Thursday, January 19, 2017

Deepwater Horizon

I should know better than this, but I watched Deepwater Horizon, another Mark Wahlberg film. This is based on the gruesome incident which took place in 2010 in the Gulf of Mexico. An oil exploration platform basically exploded, killing eleven of the workers. It is estimated to have to have spewed 200 million gallons of oil into the Gulf, making it the worst such accident in history. Areas of the Gulf were so befouled, fishing an important industry in that location was suspended for many months. Consequently the prices of seafood to the consumer went up exponentially. Marine life, including fish, shrimp, oysters, and birds was decimated.

In a film with harrowing scenes, one of the worst was before the humans realized the oil was starting to blow. A pelican, by the look of  it (identification was hard because the poor creature was coated in oil.) The bird flew through a window breaking it. Then it kept hitting things as it flopped around in the interior, screaming and panicking. It finally hit its head once too often and collapsed to the decking, a glass shard protruding out of its chest. Yes, I know it was done with CGI, but I couldn't help imagining how rough it was for the biological creatures in the path of the behemoth disaster.

Clearly caused by a gigantic case of hubris from the visiting BP (British Petroleum) execs who ignored warning signs and oil rig workers who pointed out the growing problems on their dials and gauges, this was a tragic situation that could have been prevented.
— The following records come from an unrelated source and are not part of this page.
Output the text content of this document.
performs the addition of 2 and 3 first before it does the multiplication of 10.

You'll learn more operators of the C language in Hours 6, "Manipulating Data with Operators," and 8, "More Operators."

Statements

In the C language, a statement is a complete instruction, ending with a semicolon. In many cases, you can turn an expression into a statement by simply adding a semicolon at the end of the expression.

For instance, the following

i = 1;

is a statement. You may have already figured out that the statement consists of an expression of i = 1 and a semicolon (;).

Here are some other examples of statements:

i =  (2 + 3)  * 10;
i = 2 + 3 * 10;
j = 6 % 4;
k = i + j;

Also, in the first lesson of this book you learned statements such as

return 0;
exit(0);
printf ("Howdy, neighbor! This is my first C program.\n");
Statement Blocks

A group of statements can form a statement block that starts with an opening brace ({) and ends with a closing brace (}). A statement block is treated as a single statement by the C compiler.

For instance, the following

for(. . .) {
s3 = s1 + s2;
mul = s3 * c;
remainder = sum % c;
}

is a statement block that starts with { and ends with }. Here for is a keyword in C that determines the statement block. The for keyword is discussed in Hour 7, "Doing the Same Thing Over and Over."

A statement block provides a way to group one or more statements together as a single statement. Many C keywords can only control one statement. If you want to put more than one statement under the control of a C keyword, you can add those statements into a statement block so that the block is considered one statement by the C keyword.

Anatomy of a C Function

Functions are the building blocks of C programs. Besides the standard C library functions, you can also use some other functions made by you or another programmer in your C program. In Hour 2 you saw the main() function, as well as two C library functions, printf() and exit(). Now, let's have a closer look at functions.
Led by John Malkovich the visiting execs were well portrayed. In the firestorm caused by the accident, the BP fellows insisted a life raft leave the area only partially filled while others were swimming through fire to get to the safety of the craft. Two of the men were eventually convicted with manslaughter as a result. But were later comment.

Along with Mark Wahlberg and John Malkovich, the cast includes Kurt Russell, his step-daughter Kate Hudson who plays Wahlberg's wife. Also notable is Gina Rodriguez who plays one of the staff minding the dials and gauges. She is responsible for sounding an unofficial "Mayday!" to the crew before her supervisor is sure it's needed. In fact he's chastising her when the whole thing begins to blow.

Eventually, BP had to pay $20 Billion (yep that's with a B not M) to the employees, the families of the deceased, and people whose livelihoods (i.e. commercial fishermen) and property were destroyed in the onslaught of oil that coated the northern Gulf of Mexico.

This is an incredible film, even for a disaster movie. I didn't have the guts to see it in the theater. After seeing Patriot's Day late last week in the theater, I really appreciated my choice of seeing this one at home.

Make no mistake, this is a well-made film, entertaining, shocking, and horrifying in places. Somehow I didn't really want any popcorn, though...

This one's available on pay-per-view with the various cable carriers and is available on rental basis or purchase.